I would like to clarify something: the level of poverty in Afghanistan is tremendous, and their livelihood systems are under severe stress. At the moment (maybe in 10 years it will be different), the farmers are needing assistance to fill in the existing gaps in their existing farming systems. They don’t need another cultivation, another crop. They are not in a situation where they coule reflect about the fact that, given that opium poppy production gives 5 dollars per square meter, alternative crops could be identified which could also generate 5 dollars or more in Afghanistan. The current issue is that there are gaps in the livelihood systems: no good access to irrigation water in summer, not enough food for cows in winter, .
Many organisations made this mistake, only thinking about new crops. There are examples where people started to advise farmers to cultivate roses, sunflowers. There is no traditional way of commercialising these products. This would be an interesting approach in 5 or 10 years, when they become independent of international assistance. There is a potential. But please pick up the farmers where they are standing at the moment. Right now, they are asking assistance in terms of better access to health service, drinking water, etc. And then we can assist them into making their lives better. But the only thing to do right now it to go there and identify the gaps in their livelihood systems, and help fix them.

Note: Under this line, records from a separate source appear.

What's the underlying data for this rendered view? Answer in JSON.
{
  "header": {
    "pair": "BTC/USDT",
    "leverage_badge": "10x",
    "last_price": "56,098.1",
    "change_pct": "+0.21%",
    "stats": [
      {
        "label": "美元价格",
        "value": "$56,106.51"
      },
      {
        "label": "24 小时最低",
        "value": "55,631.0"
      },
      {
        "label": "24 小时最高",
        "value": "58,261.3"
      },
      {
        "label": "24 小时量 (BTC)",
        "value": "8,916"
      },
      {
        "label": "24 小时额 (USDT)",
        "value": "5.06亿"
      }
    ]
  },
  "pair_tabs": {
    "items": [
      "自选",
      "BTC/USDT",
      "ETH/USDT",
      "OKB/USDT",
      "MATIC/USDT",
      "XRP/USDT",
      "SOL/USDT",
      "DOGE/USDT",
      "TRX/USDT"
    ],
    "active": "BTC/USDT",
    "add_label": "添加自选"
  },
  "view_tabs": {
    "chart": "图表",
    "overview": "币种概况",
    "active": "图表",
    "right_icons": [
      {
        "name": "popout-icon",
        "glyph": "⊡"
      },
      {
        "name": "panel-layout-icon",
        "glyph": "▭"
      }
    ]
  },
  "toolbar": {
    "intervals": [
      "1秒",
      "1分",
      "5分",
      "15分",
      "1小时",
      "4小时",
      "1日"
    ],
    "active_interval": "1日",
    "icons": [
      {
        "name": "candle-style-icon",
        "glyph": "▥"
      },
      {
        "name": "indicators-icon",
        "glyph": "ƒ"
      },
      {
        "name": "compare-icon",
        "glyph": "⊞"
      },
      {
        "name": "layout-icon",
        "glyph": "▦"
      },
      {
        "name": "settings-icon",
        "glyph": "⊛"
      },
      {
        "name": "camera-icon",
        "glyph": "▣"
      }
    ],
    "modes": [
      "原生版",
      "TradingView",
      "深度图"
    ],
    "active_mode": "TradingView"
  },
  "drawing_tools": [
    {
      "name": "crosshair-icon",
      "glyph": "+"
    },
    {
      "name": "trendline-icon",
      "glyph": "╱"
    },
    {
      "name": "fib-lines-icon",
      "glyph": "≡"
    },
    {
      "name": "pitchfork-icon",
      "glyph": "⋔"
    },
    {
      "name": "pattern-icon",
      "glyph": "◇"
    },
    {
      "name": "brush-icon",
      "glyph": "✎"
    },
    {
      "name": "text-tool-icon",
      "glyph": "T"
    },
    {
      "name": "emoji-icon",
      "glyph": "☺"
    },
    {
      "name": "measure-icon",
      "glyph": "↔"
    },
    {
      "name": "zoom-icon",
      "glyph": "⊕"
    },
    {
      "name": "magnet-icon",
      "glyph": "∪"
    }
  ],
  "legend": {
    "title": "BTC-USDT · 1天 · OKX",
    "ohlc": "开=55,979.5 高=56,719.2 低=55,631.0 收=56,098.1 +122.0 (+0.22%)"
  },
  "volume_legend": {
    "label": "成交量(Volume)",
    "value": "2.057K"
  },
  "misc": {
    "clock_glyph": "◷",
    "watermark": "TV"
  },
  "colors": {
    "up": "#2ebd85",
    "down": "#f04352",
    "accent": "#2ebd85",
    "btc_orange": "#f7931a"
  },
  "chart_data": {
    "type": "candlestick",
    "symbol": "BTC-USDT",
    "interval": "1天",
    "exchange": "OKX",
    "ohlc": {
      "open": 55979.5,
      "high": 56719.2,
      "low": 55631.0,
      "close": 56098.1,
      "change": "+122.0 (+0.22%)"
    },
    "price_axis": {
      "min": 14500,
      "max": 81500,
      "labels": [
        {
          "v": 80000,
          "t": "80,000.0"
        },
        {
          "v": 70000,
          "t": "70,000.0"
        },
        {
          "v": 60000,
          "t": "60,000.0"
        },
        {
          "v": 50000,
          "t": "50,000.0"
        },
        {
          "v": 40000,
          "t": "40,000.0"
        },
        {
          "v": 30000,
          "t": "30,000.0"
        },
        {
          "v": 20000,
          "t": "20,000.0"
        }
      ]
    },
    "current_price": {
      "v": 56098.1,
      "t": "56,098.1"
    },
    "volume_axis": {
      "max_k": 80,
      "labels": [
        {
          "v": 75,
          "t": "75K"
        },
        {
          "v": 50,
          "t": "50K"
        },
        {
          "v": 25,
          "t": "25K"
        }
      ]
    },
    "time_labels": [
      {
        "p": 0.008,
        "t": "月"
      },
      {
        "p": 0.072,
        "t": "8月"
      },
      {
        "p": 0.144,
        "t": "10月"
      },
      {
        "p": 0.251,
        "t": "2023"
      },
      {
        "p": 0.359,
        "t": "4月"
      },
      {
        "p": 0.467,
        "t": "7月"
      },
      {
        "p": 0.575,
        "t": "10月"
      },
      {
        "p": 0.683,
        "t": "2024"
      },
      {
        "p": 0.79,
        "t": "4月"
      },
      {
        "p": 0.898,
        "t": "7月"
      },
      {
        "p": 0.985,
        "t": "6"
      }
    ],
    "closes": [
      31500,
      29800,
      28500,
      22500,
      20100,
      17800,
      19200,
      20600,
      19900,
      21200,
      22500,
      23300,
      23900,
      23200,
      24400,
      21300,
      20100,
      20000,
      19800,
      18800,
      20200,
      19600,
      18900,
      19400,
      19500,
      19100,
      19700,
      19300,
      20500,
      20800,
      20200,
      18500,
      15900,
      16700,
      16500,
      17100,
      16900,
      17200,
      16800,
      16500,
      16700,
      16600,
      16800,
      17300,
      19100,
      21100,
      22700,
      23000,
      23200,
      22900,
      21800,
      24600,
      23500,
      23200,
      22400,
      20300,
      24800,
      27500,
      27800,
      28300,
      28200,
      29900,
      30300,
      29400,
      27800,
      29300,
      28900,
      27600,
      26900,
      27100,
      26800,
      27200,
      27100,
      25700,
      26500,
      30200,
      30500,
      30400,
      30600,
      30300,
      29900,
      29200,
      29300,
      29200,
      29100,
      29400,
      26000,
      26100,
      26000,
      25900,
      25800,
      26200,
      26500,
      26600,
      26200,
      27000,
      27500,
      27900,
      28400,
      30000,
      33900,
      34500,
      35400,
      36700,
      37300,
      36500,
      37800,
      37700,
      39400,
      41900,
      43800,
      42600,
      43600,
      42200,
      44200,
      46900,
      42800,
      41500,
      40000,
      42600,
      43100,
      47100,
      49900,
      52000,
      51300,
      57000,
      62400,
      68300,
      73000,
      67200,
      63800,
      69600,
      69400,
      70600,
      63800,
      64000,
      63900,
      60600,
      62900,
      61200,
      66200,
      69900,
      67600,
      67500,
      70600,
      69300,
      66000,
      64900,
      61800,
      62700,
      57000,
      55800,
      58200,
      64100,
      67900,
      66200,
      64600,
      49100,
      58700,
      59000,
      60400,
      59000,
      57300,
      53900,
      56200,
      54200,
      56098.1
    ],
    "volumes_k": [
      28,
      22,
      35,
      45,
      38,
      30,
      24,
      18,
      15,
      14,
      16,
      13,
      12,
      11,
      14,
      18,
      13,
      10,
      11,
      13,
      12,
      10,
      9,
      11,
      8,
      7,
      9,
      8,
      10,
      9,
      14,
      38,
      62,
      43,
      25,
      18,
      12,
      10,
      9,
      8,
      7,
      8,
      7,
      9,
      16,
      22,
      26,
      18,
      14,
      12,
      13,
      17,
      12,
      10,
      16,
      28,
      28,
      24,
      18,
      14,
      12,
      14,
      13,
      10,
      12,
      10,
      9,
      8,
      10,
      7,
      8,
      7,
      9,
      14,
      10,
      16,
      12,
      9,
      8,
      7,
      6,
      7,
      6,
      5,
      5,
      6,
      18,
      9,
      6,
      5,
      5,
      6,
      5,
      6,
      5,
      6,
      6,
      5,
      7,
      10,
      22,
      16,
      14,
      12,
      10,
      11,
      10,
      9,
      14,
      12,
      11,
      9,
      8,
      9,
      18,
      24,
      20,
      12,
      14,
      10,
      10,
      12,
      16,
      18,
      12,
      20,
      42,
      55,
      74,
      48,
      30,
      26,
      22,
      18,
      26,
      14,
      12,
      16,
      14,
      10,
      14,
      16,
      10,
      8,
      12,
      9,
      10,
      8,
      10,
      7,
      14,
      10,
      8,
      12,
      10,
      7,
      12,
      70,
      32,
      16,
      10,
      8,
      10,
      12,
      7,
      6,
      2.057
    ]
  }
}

No matter the type of crop? No matter if it is poppy that is grown, the gaps must also be filled?
Yes, exactly. I have already explained the benefits of improving irrigation systems. Let’s base our work on the existing know-how; it is not a solution for all, but for the majority, not for the next 50 years, but short-term. And there are a lot of examples of positive impact within the international assistance working on civil reconstruction in Afghanistan.
What is your implication in this forum (see note)? What would you like to see coming out of it?
My personal expectation is to understand better the situation of the coca farmers in South America. Coca has so many traditional uses, in food, in medicines. With opium, it is not the same. I am a little bit astonished that in this Forum there are no Afghanistan participants, so during the workshops I am trying to explain the situation of Afghanistan’s farmers. I’m here to learn 51%, and 49% to share my experience.
Interview realised during the Ist Global Forum of Producers of Crops declared to be Illegal, Barcelona, 29-31 January 2009.